In a bid to retain subscribers, Foxtel has released a number of offers since nation-wide restrictions began, such as opening more of its library to users for free.

Last week, the broadcaster confirmed 200 roles had been cut as it restructured in the fallout from the pandemic, with another 140 staff stood down to the end of June.

According to News Corp reports, Foxtel’s total subscriber base was up 3% compared to the year prior at 2.95 million, as of December. This is including Kayo users which helped offset lower broadcast subscribers.

A majority of its subscribers, 2.27 million, were broadcast and commercial subscribers, while 343,000 were Foxtel Now subscribers, of which 334,000 were paying subscribers.

Kayo, Foxtel’s sports streaming service, was expected to get a boost with the start of competitions such as the NRL. However, Foxtel CEO Patrick Delany is expected to meet with NRL boss Todd Greenberg this week about the future of this year’s season.

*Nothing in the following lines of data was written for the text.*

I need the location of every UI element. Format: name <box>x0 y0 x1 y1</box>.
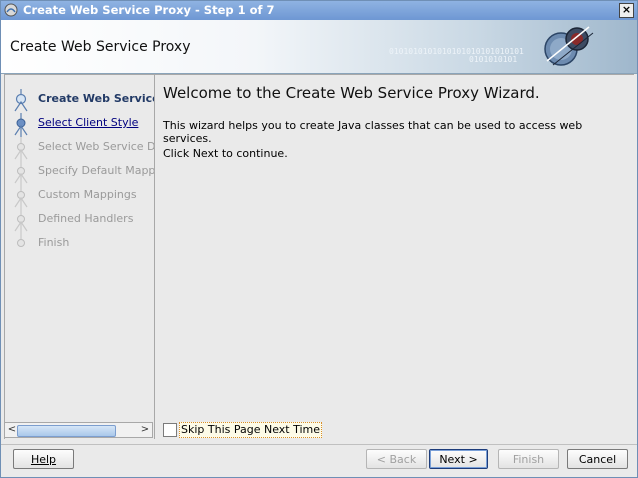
globe-satellite-icon <box>544 26 594 66</box>
wizard-window: Create Web Service Proxy - Step 1 of 7 ×… <box>0 0 638 478</box>
step-node-icon <box>14 185 28 209</box>
skip-page-label[interactable]: Skip This Page Next Time <box>179 422 323 438</box>
step-node-icon <box>14 89 28 112</box>
wizard-step-label: Finish <box>38 236 70 249</box>
header-banner: Create Web Service Proxy 010101010101010… <box>1 20 637 74</box>
next-button[interactable]: Next > <box>429 449 488 469</box>
checkbox-box[interactable] <box>163 423 177 437</box>
wizard-step-label: Select Client Style <box>38 116 139 129</box>
step-node-icon <box>17 233 25 247</box>
cancel-button[interactable]: Cancel <box>567 449 628 469</box>
step-node-icon <box>14 137 28 161</box>
wizard-step: Specify Default Mapping Options <box>5 161 155 185</box>
close-button[interactable]: × <box>619 3 634 18</box>
banner-title: Create Web Service Proxy <box>10 39 191 55</box>
step-node-icon <box>14 209 28 233</box>
wizard-step-label: Create Web Service Proxy <box>38 92 154 105</box>
page-description: This wizard helps you to create Java cla… <box>163 119 583 145</box>
banner-binary-decoration-2: 0101010101 <box>469 55 518 64</box>
step-node-icon <box>14 113 28 137</box>
steps-navigation: Create Web Service Proxy Select Client St… <box>4 74 155 439</box>
back-button-label: < Back <box>376 453 417 466</box>
title-bar[interactable]: Create Web Service Proxy - Step 1 of 7 × <box>1 1 637 20</box>
cancel-button-label: Cancel <box>578 453 617 466</box>
window-title: Create Web Service Proxy - Step 1 of 7 <box>23 3 275 17</box>
help-button-label: Help <box>30 453 57 466</box>
page-hint: Click Next to continue. <box>163 147 288 160</box>
wizard-step-label: Defined Handlers <box>38 212 134 225</box>
horizontal-scrollbar[interactable]: < > <box>4 422 153 438</box>
scroll-right-icon[interactable]: > <box>139 424 151 436</box>
footer-divider <box>1 444 637 445</box>
page-heading: Welcome to the Create Web Service Proxy … <box>163 84 540 102</box>
scrollbar-thumb[interactable] <box>17 425 116 437</box>
step-node-icon <box>14 161 28 185</box>
wizard-step: Select Web Service Description <box>5 137 155 161</box>
wizard-step-label: Custom Mappings <box>38 188 137 201</box>
next-button-label: Next > <box>439 453 478 466</box>
wizard-step[interactable]: Select Client Style <box>5 113 154 137</box>
wizard-step[interactable]: Create Web Service Proxy <box>5 89 154 112</box>
app-icon <box>4 3 18 17</box>
help-button[interactable]: Help <box>13 449 74 469</box>
wizard-step: Defined Handlers <box>5 209 154 233</box>
content-panel: Welcome to the Create Web Service Proxy … <box>154 74 634 439</box>
close-icon: × <box>621 3 632 16</box>
back-button[interactable]: < Back <box>366 449 427 469</box>
finish-button-label: Finish <box>512 453 545 466</box>
wizard-step: Custom Mappings <box>5 185 154 209</box>
wizard-step: Finish <box>5 233 154 253</box>
wizard-step-label: Select Web Service Description <box>38 140 155 153</box>
wizard-step-label: Specify Default Mapping Options <box>38 164 155 177</box>
finish-button[interactable]: Finish <box>498 449 559 469</box>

AdNews has contacted Foxtel for comment.

News Corp, in a paper shared to the ASX this morning, said it expects the lack of sports events to adversely affect subscription revenue from broadcast and Kayo subscribers. Coupled with difficult economic conditions, News Corp says advertising revenue will also take a hit.

The media company also expects the closures of pubs and clubs and lower hotel occupancy in Australia to “adversely impact commercial subscription revenues”.